2. The Global 400 Sustainability leaders are then percentile ranked against their industry peers on the 11 KPIs used in Corporate Knights Capital’s research model (data are collected by Corporate Knights Capital and verified with the BLOOMBERG PROFESSIONAL® service). Industry representation in the Global 100 is adjusted to match industry representation in the MSCI All Country World Index (ACWI).
The 11 proven KPIs
Energy Productivity: Revenue per gigajoule of energy consumption.
Carbon Productivity: Revenue per metric tonne of direct/indirect GHG emissions.
Water Productivity: Revenue per cubic meter of water withdrawal.
Waste Productivity: Revenue per metric tonne of produced waste.
Leadership Diversity: Percentage of women and visible minority on board of directors.
Clean Capitalism Pay Link: At least one senior executive’s compensation tied to clean capitalism-themed performance targets.
% Tax Paid: Percentage of reported tax obligation paid in tax.
CEO-Average Worker Pay: How much more CEO gets paid (expressed as a multiple) compared to average worker.
Safety Productivity: Revenue divided by (lost-time incidents * $1K + fatalities * $1M)
Innovation Capacity: Revenue per R&D dollar spent (3-year average)
Employee Turnover: Percentage of employees that voluntarily leave the company
Behind our clean capitalism metrics
Whenever Corporate Knights releases its rankings of corporations, we inevitably receive letters complaining that companies selling “sin” products made the cut. The inclusion of certain mining and petroleum companies draws the ire of some global citizens. And so it should. But it’s important to emphasize that our rankings are intentionally designed to be product- and service-agnostic. This means no subjective indicators or exclusionary screens are used to separate the so-called sinful from the virtuous.
Corporate Knights believes a much more instructive and ultimately impactful approach is to use resource- and social-productivity metrics, increasingly available through corporate disclosure, to rank the world’s clean capitalism leaders.
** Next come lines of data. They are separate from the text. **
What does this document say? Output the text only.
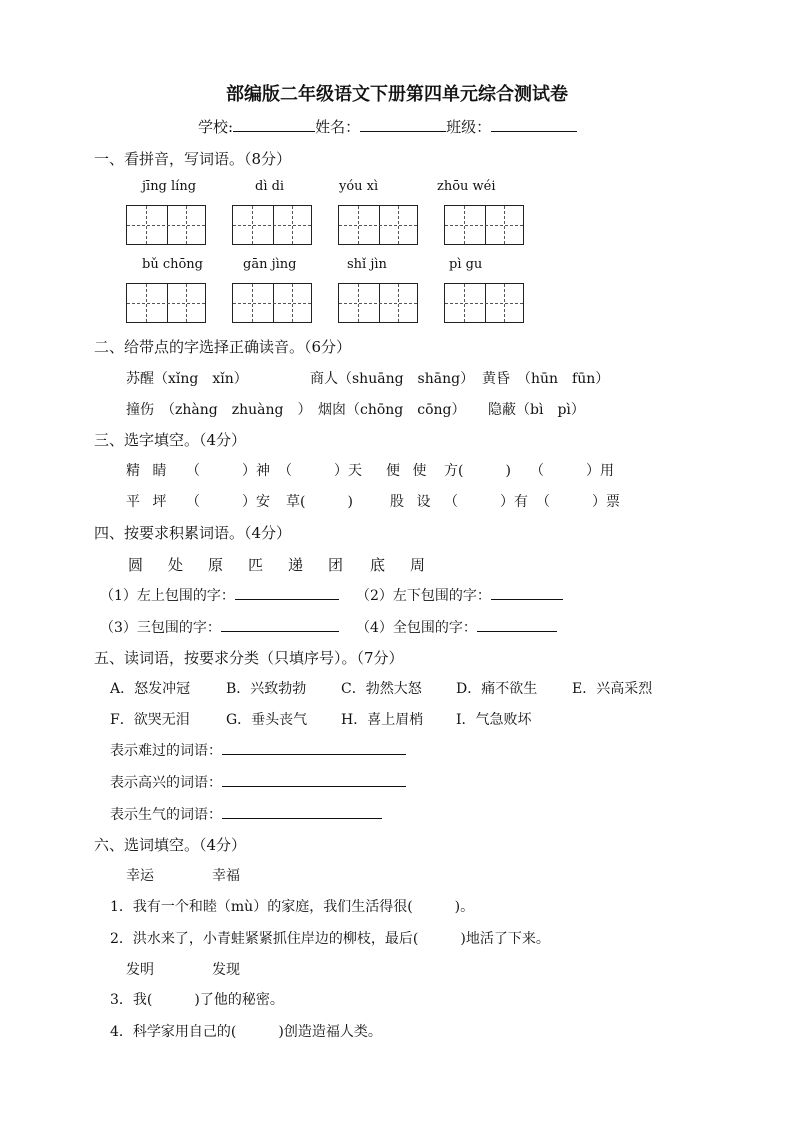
部编版二年级语文下册第四单元综合测试卷
学校:	姓名：	班级：
一、看拼音，写词语。（8分）
jīng líng	dì di	yóu xì	zhōu wéi
bǔ chōng	gān jìng	shǐ jìn	pì gu
二、给带点的字选择正确读音。（6分）
苏醒（xǐng　xǐn）	商人（shuāng　shāng） 黄昏　（hūn　fūn）
撞伤　（zhàng　zhuàng　） 烟囱（chōng　cōng） 隐蔽（bì　pì）
三、选字填空。（4分）
精 睛 （　　　）神 （　　　）天 便 使 方(　　　) （　　　）用
平 坪 （　　　）安 草(　　　)	股 设 （　　　）有 （　　　）票
四、按要求积累词语。（4分）
圆 处 原 匹 递 团 底 周
（1）左上包围的字：	（2）左下包围的字：
（3）三包围的字：	（4）全包围的字：
五、读词语，按要求分类（只填序号）。（7分）
A．怒发冲冠	B．兴致勃勃 C．勃然大怒 D．痛不欲生 E．兴高采烈
F．欲哭无泪	G．垂头丧气 H．喜上眉梢 I．气急败坏
表示难过的词语：
表示高兴的词语：
表示生气的词语：
六、选词填空。（4分）
幸运	幸福
1．我有一个和睦（mù）的家庭，我们生活得很(　　　)。
2．洪水来了，小青蛙紧紧抓住岸边的柳枝，最后(　　　)地活了下来。
发明	发现
3．我(　　　)了他的秘密。
4．科学家用自己的(　　　)创造造福人类。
This means a company is measured by how efficiently it uses energy and water, how much waste and greenhouse gas emissions it generates relative to the economic wealth it creates, and whether its leadership structure reflects the diversity of the society and marketplace in which it operates.
We look at employee turnover rates, which are an indication of worker happiness, and we look at what CEOs are getting paid relative to the average worker. Is workplace safety an issue? Are firms paying their taxes and keeping up with their pension fund obligations? Is the compensation of senior officers tied to these metrics?
If such metrics are not disclosed, corporations in our rankings are penalized. Maybe next year they’ll think twice. Corporate Knights believes that even resource-productive and responsible companies should only be rewarded if they choose to be transparent about these metrics in the public realm.
“If you can objectively score companies on meaningful criteria and those scores can be used to influence market forces, it will be possible to divert capital away from inefficient, irresponsible firms and toward more resource-productive and responsible ones,” says Corporate Knights president Toby Heaps.
This approach isn’t perfect. It doesn’t capture contamination of ecosystems, land grabs in Africa, underhanded lobbying tactics, or poor treatment of civilians in foreign countries (not yet, anyway). But we can always shine a light on those behaving badly in different areas. What the approach does is set some objective and transparent ground rules on which to measure progress.